Adhesion in Perovskite Solar Cell Multilayer Structures

It is important to understand the interfacial robustness of promising multilayer structures of perovskite solar cells (PSCs) due to their weak adhesion at interfaces, which can lead to failure or delamination in the structures. Herein, we used force microscopy to quantify the adhesive interactions between adjacent layers of PSCs. The measured pull-off forces are elucidated to rank the adhesion interaction between layers of PSCs that are deposited by vapor and solution crystallization. The effects of crystallized conditions on perovskite morphologies are also studied. The interfacial adhesive forces are then correlated to device performances and charge transfer resistances between perovskites and charge transport layers.
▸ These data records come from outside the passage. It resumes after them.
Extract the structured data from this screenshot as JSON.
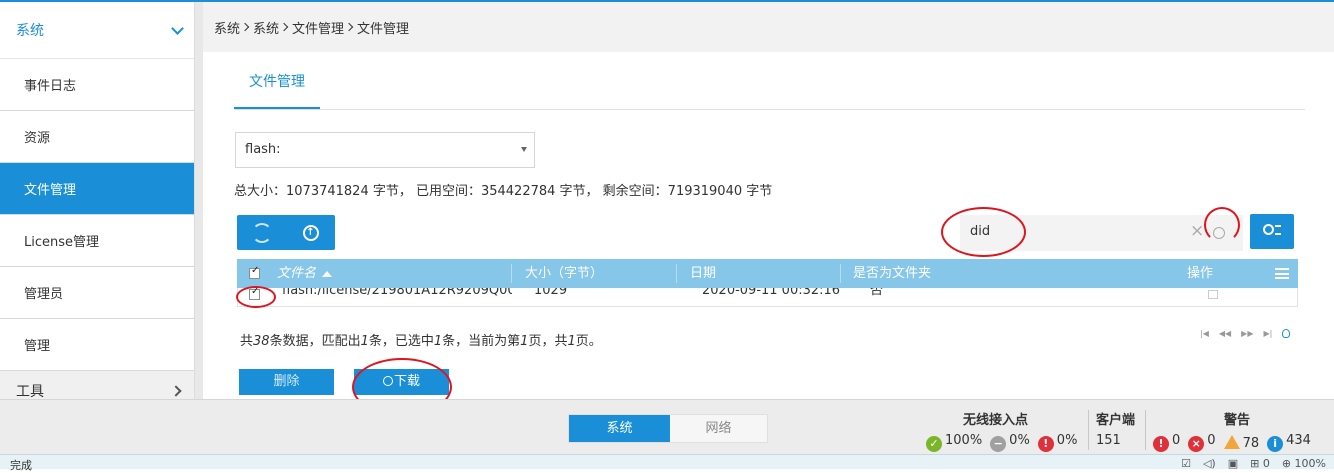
{
  "sidebar": {
    "section_title": "系统",
    "items": [
      {
        "label": "事件日志"
      },
      {
        "label": "资源"
      },
      {
        "label": "文件管理"
      },
      {
        "label": "License管理"
      },
      {
        "label": "管理员"
      },
      {
        "label": "管理"
      }
    ],
    "tools_label": "工具",
    "active_index": 2
  },
  "breadcrumb": [
    "系统",
    "系统",
    "文件管理",
    "文件管理"
  ],
  "tab": {
    "label": "文件管理"
  },
  "storage_select": {
    "value": "flash:"
  },
  "storage_info": "总大小：1073741824 字节， 已用空间：354422784 字节， 剩余空间：719319040 字节",
  "search": {
    "value": "did"
  },
  "table": {
    "columns": [
      "文件名",
      "大小（字节）",
      "日期",
      "是否为文件夹",
      "操作"
    ],
    "rows": [
      {
        "name": "flash:/license/219801A12R9209Q00...",
        "size": "1029",
        "date": "2020-09-11 00:32:16",
        "is_folder": "否"
      }
    ]
  },
  "summary": {
    "p1": "共",
    "total": "38",
    "p2": "条数据，匹配出",
    "matched": "1",
    "p3": "条，已选中",
    "selected": "1",
    "p4": "条，当前为第",
    "page": "1",
    "p5": "页，共",
    "pages": "1",
    "p6": "页。"
  },
  "actions": {
    "delete": "删除",
    "download": "下载"
  },
  "bottom": {
    "tabs": [
      "系统",
      "网络"
    ],
    "ap": {
      "title": "无线接入点",
      "online": "100%",
      "offline": "0%",
      "fault": "0%"
    },
    "clients": {
      "title": "客户端",
      "count": "151"
    },
    "alarms": {
      "title": "警告",
      "critical": "0",
      "major": "0",
      "minor": "78",
      "info": "434"
    }
  },
  "statusbar": {
    "left": "完成",
    "zoom": "100%",
    "count": "0"
  },
  "colors": {
    "accent": "#1a8fd8",
    "header": "#86c6e8",
    "annotation": "#e0141e"
  }
}
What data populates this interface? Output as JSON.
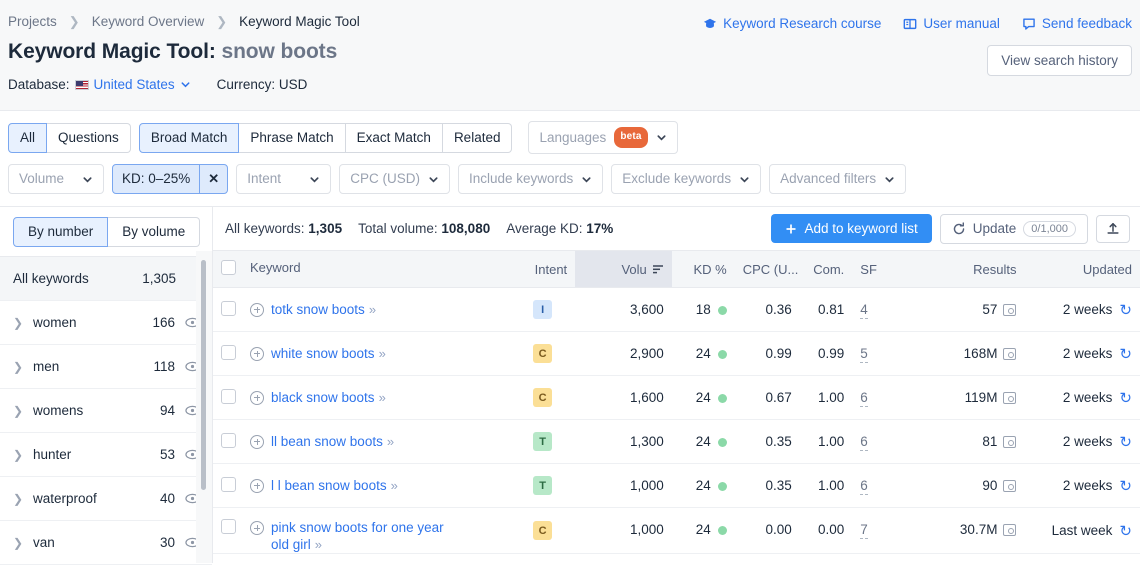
{
  "breadcrumb": [
    {
      "label": "Projects",
      "current": false
    },
    {
      "label": "Keyword Overview",
      "current": false
    },
    {
      "label": "Keyword Magic Tool",
      "current": true
    }
  ],
  "header": {
    "title_prefix": "Keyword Magic Tool:",
    "query": "snow boots",
    "database_label": "Database:",
    "database_value": "United States",
    "currency_label": "Currency: USD",
    "links": [
      {
        "label": "Keyword Research course",
        "icon": "graduation-cap-icon"
      },
      {
        "label": "User manual",
        "icon": "book-icon"
      },
      {
        "label": "Send feedback",
        "icon": "speech-bubble-icon"
      }
    ],
    "search_history_button": "View search history"
  },
  "filters": {
    "match_tabs": [
      {
        "label": "All",
        "active": true
      },
      {
        "label": "Questions",
        "active": false
      }
    ],
    "match_types": [
      {
        "label": "Broad Match",
        "active": true
      },
      {
        "label": "Phrase Match",
        "active": false
      },
      {
        "label": "Exact Match",
        "active": false
      },
      {
        "label": "Related",
        "active": false
      }
    ],
    "languages": {
      "label": "Languages",
      "badge": "beta"
    },
    "dropdowns": [
      {
        "label": "Volume",
        "active": false
      },
      {
        "label": "Intent",
        "active": false
      },
      {
        "label": "CPC (USD)",
        "active": false
      },
      {
        "label": "Include keywords",
        "active": false
      },
      {
        "label": "Exclude keywords",
        "active": false
      },
      {
        "label": "Advanced filters",
        "active": false
      }
    ],
    "kd_chip": {
      "label": "KD: 0–25%",
      "close": "✕"
    }
  },
  "sidebar": {
    "toggle": [
      {
        "label": "By number",
        "active": true
      },
      {
        "label": "By volume",
        "active": false
      }
    ],
    "all_keywords": {
      "label": "All keywords",
      "count": "1,305"
    },
    "groups": [
      {
        "label": "women",
        "count": "166"
      },
      {
        "label": "men",
        "count": "118"
      },
      {
        "label": "womens",
        "count": "94"
      },
      {
        "label": "hunter",
        "count": "53"
      },
      {
        "label": "waterproof",
        "count": "40"
      },
      {
        "label": "van",
        "count": "30"
      }
    ]
  },
  "toolbar": {
    "stats": [
      {
        "label": "All keywords:",
        "value": "1,305"
      },
      {
        "label": "Total volume:",
        "value": "108,080"
      },
      {
        "label": "Average KD:",
        "value": "17%"
      }
    ],
    "add_button": "Add to keyword list",
    "update_button": "Update",
    "update_count": "0/1,000",
    "export_icon": "export-icon"
  },
  "table": {
    "columns": [
      {
        "key": "keyword",
        "label": "Keyword",
        "align": "left"
      },
      {
        "key": "intent",
        "label": "Intent",
        "align": "right"
      },
      {
        "key": "volume",
        "label": "Volu",
        "align": "right",
        "sorted": true
      },
      {
        "key": "kd",
        "label": "KD %",
        "align": "right"
      },
      {
        "key": "cpc",
        "label": "CPC (U...",
        "align": "right"
      },
      {
        "key": "com",
        "label": "Com.",
        "align": "right"
      },
      {
        "key": "sf",
        "label": "SF",
        "align": "left"
      },
      {
        "key": "results",
        "label": "Results",
        "align": "right"
      },
      {
        "key": "updated",
        "label": "Updated",
        "align": "right"
      }
    ],
    "rows": [
      {
        "keyword": "totk snow boots",
        "intent": "I",
        "volume": "3,600",
        "kd": "18",
        "kd_color": "#8bd9a8",
        "cpc": "0.36",
        "com": "0.81",
        "sf": "4",
        "results": "57",
        "updated": "2 weeks"
      },
      {
        "keyword": "white snow boots",
        "intent": "C",
        "volume": "2,900",
        "kd": "24",
        "kd_color": "#8bd9a8",
        "cpc": "0.99",
        "com": "0.99",
        "sf": "5",
        "results": "168M",
        "updated": "2 weeks"
      },
      {
        "keyword": "black snow boots",
        "intent": "C",
        "volume": "1,600",
        "kd": "24",
        "kd_color": "#8bd9a8",
        "cpc": "0.67",
        "com": "1.00",
        "sf": "6",
        "results": "119M",
        "updated": "2 weeks"
      },
      {
        "keyword": "ll bean snow boots",
        "intent": "T",
        "volume": "1,300",
        "kd": "24",
        "kd_color": "#8bd9a8",
        "cpc": "0.35",
        "com": "1.00",
        "sf": "6",
        "results": "81",
        "updated": "2 weeks"
      },
      {
        "keyword": "l l bean snow boots",
        "intent": "T",
        "volume": "1,000",
        "kd": "24",
        "kd_color": "#8bd9a8",
        "cpc": "0.35",
        "com": "1.00",
        "sf": "6",
        "results": "90",
        "updated": "2 weeks"
      },
      {
        "keyword": "pink snow boots for one year old girl",
        "intent": "C",
        "volume": "1,000",
        "kd": "24",
        "kd_color": "#8bd9a8",
        "cpc": "0.00",
        "com": "0.00",
        "sf": "7",
        "results": "30.7M",
        "updated": "Last week"
      }
    ]
  },
  "colors": {
    "accent": "#328ef4",
    "link": "#2f74eb",
    "beta_badge": "#e8683a",
    "sorted_header": "#e3e6ed"
  }
}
The results found that high adhesion forces within solution-processed PSCs led to the low resistance of charge carrier transport across the devices and improved photoconversion efficiencies. The implications of the results are then discussed for the design of robust PSCs.

Automated summary

Understanding the interfacial robustness of multilayer structures in perovskite solar cells (PSCs) is crucial for the design of robust PSCs. In this study, force microscopy was used to quantify the adhesive interactions between adjacent layers of PSCs and correlate them with device performance. The results show that high adhesion forces in solution-processed PSCs contribute to improved charge carrier transport and higher photoconversion efficiencies.